The fear gives way shortly after to fatigue and a sudden drive for identity. Professional development in the face of global crisis, self-help and a better, more confident you.

Ugh --

As you distance further from that 'professional you', the areas of importance in your life begin to change somewhat suddenly. Due to the isolation, your mind and body yearn for fresh air and any excuse to get outside.

The time you once filled by scrolling through the morning social timelines, and your pre-work rituals, is now dedicated to a simple walk for coffee and you discover the heightened value of a new ritual. A ritual of simplicity that allows room for independent thought that is untarnished by the values of others.

It's the simplicity of that walk that sharpens your awareness of the less simple things in your life. The technology that was sold to you on the premise that it was going to make communication and life easier - quicker - better.

Now you see that they were wrong. So very wrong.

The bing and buzz of a phone irritate, and the barrage of just how many things demand your attention at any given time becomes overwhelmingly evident. How did it get like this? When did it get like this?
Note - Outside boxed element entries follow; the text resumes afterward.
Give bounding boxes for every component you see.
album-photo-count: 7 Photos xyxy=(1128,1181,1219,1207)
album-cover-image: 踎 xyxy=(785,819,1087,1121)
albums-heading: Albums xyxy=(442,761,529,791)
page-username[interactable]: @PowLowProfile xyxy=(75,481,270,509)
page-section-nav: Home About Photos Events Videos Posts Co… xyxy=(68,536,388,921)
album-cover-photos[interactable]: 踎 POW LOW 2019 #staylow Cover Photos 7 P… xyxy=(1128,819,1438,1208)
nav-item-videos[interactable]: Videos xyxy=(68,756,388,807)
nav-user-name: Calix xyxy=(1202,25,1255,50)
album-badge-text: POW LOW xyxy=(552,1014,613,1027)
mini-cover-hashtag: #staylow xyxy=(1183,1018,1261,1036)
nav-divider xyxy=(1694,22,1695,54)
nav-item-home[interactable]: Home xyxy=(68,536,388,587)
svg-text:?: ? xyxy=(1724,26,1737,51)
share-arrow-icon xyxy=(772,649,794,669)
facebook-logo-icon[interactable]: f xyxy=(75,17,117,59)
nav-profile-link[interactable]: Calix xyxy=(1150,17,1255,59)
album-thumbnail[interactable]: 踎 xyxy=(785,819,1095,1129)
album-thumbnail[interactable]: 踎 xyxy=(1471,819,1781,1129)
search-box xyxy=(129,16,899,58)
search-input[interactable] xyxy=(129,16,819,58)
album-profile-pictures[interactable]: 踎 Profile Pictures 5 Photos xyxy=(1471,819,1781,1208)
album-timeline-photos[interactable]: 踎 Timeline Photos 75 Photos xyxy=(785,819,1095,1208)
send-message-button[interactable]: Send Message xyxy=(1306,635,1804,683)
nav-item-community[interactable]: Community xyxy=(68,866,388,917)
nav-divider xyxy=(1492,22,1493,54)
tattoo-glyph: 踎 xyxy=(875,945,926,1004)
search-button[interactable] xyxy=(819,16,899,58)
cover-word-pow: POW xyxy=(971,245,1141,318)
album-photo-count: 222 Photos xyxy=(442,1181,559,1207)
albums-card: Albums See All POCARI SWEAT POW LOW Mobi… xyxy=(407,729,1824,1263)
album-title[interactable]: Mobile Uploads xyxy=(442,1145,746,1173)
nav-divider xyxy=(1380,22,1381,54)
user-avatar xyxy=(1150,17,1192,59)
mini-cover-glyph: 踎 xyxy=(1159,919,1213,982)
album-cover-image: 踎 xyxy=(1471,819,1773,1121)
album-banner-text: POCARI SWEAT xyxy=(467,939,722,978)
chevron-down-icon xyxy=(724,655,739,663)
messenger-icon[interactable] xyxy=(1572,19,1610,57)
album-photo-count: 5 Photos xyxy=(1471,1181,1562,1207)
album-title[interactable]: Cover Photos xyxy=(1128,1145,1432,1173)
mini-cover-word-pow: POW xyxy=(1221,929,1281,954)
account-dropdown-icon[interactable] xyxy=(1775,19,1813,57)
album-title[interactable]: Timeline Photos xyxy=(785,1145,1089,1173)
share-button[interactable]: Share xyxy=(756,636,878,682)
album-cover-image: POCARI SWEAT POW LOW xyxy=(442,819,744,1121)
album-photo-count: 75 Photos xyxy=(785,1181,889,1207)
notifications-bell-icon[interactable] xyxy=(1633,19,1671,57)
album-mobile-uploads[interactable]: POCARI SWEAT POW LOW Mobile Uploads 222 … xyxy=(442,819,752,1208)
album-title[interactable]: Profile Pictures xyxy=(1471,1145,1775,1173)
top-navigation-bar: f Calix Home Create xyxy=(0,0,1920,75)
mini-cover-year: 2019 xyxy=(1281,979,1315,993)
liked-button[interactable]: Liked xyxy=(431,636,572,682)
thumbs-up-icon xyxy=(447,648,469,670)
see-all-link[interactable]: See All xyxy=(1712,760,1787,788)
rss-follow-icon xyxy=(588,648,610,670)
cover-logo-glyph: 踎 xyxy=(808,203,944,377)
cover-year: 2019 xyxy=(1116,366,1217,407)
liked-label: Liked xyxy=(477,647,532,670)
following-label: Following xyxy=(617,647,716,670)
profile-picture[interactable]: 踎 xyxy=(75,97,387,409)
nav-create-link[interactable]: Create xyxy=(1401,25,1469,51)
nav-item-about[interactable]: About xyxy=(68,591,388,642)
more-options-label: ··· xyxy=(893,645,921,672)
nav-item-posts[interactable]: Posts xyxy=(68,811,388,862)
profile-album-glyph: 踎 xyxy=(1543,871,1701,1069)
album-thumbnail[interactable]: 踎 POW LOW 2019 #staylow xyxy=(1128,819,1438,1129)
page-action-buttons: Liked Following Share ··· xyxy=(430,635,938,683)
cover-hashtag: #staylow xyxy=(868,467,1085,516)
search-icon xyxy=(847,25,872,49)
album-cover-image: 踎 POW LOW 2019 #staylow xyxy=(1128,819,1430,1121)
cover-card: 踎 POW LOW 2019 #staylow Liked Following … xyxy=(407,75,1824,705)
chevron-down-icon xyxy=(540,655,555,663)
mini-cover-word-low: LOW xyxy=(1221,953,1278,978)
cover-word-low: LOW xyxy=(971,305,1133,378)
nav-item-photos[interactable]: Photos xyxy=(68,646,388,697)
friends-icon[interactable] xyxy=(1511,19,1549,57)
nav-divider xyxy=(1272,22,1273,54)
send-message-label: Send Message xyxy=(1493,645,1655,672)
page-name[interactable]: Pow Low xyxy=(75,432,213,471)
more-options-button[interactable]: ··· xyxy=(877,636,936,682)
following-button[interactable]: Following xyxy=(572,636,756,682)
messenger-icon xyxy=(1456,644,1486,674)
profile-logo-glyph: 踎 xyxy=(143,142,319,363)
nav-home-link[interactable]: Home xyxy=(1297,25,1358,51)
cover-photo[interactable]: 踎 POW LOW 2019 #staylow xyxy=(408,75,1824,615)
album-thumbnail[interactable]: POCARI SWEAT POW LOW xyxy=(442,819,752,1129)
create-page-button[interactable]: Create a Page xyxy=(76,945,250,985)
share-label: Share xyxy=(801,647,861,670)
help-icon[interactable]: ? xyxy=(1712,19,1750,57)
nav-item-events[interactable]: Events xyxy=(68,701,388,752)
When did we allow, even encourage so many things to occupy the precious space inside us? When did we lose our ability to just be?

It's not so simple to turn off now, we live in a world where the ground rules of work and society have been laid out, and you better get on with it. But that's the beauty of all this. This virus, this isolation. The rules simply don't apply.

For the first time in a lifetime for many, we get to make our own rules, write our own script. Not for anyone else but for ourselves. It's time now to learn to appreciate and love simplicity.

Machines designed with the precision mechanics to do only the one thing and do it damn well. I want to identify with those machines. How can I be great, not at work, but at life if I'm playing by someone else's rules in a game I was never meant to play?

I want to read great books without the digital tapping on my shoulder. I want to hear great songs I've never heard before because there’s no temptation to skip. I want imperfection and warmth. Not Sterile and cold, not pixels, I want an experience, and I want it to last longer than a four-inch long flick of a thumb.

We’ve gone and done it now --

We've exposed ourselves while trying so hard not to expose ourselves. We've rediscovered the true form of beauty in life, while at the same time, bearing witness to such tragedy. A weeping violin on a balcony, a handwritten letter to a grandmother, a time where the sound of children again cuts through the air that occupies empty streets.

Yes, we've gone and done it. The dings and buzzes that demand pride placement in our lives relegated again to a backseat.

I trust the sacrifices we've made for this newfound “old way” of life – of living – will remain. At least in the form of scar tissue, that formed tightly around our hearts and worn proudly into our old age.

My hope for commerce is that companies again learn the importance and benefit of creating life-lasting products that do the simple things well, that don't distract and detract from real life. That growth, just for the sake of growth, is not no longer a viable strategy for our new world.

My hope is that us humans do the same. Do simple and do it well.